Richard Cox, The Founder
Cox was born in Yorkshire in 1718. His father, Joshua, had made a good living as a lawyer and had moved from his birthplace in Clent in Worcestershire to Yorkshire. He then bought an estate near Quarley in Hampshire. Richard Cox came into the service of the English General, Lord Ligonier, as a clerk in the early 1740s. In 1747 he married Caroline Codrington, daughter of Sir William Codrington who was an established military figure.
Cox's career took off when Lord Ligonier led the Flanders campaigns of the War of the Austrian Succession. In one letter sent back to London, Richard Cox makes a demand that “suitable winter provisions and housing should be made available for the three English companies” and he became entwined with logistics and the general welfare of the troops. Ligonier made Cox his private secretary in the late 1740s, went on to become the Colonel of the First Foot Guards (Grenadier Guards) in 1757, and rewarded Cox with the post of 'military agent' after the incumbent died in May 1758. Thus was born Cox & Co, the forebear of Cox & Kings.
There were about a dozen main agents working for the army at the time and each Regimental Colonel chose one to serve their troops. These agents arranged the payment of officers and men, organised the provision of clothing, acted as intermediaries for the buying and selling of officers' commissions and acted on any special requests from the regimental adjutant. Duties ranged from the shipment of personal effects to the requisition of weapons or supplies. Cox had taken on the most prestigious infantry regiment, and the 63rd Regiment and the Royal Artillery soon followed suit.
In 1765 Cox went into partnership with Henry Drummond, whose family ran the London bank.

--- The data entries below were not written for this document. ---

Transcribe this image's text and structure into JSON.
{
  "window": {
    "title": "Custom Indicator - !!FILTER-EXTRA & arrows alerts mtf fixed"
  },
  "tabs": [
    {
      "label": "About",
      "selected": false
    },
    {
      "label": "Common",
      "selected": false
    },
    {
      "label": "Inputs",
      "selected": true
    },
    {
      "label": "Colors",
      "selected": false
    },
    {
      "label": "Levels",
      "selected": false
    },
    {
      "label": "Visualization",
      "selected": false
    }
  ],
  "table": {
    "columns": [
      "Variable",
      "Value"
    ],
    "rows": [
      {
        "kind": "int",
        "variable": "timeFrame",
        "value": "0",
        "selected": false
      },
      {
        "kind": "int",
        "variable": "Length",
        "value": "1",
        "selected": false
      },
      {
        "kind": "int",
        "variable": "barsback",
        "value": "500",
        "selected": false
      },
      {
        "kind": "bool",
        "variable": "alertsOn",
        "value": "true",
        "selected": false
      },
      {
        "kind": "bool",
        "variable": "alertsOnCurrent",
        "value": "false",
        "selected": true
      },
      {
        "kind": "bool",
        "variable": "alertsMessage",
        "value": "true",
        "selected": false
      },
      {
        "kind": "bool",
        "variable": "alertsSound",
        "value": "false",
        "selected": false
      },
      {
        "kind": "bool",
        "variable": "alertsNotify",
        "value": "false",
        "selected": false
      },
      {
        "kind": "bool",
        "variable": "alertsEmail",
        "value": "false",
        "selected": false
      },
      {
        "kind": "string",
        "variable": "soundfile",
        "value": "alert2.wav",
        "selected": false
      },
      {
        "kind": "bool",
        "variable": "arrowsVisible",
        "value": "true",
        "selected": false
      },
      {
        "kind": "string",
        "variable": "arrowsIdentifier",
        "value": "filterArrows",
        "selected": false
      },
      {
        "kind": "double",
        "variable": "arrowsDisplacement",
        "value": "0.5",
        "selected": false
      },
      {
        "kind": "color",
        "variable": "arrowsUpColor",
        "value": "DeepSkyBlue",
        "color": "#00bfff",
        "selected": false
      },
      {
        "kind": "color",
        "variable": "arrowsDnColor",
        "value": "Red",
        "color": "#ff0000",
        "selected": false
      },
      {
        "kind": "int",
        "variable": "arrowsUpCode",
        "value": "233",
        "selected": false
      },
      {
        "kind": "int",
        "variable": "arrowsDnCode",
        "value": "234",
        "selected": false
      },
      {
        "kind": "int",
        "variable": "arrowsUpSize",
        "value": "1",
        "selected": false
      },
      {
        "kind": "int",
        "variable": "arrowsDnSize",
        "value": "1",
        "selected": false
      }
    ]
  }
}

Cox & Drummond moved from Cox's house in Albemarle Street to Craig's Court, just off what is now Whitehall. By the mid-1760s Cox & Drummond had blossomed to become agents for the Dragoons and eight more Infantry regiments. Success was built on the company’s reputation for keen attention to the welfare of its regiments. In 1763, for instance, when Robert Clive stormed the fortress of Gheria in India, Cox successfully negotiated with the East India Company who had 'borrowed' stores from Cox's clients, the Royal Artillery. He arranged to receive repayment from the East India Company by way of plunder from Gheria. He had this converted into silver in India and shipped back to London where the funds could be reunited with the Royal Artillery.
Back home, Cox's house on Albemarle Street (opposite the present day Ritz Hotel) was famous for its parties. In addition, he was a patron of the arts, being acquainted with David Garrick and other notable actors of the time, and was a founding financial investor in the rebuilding of the Theatre Royal in Drury Lane. He was also a generous benefactor to St George's Hospital on Hyde Park Corner (now the Lanesborough Hotel). The records of the family estate at Quarley show that Cox spent over £3,000 per annum running it, much of it lavished on his wife.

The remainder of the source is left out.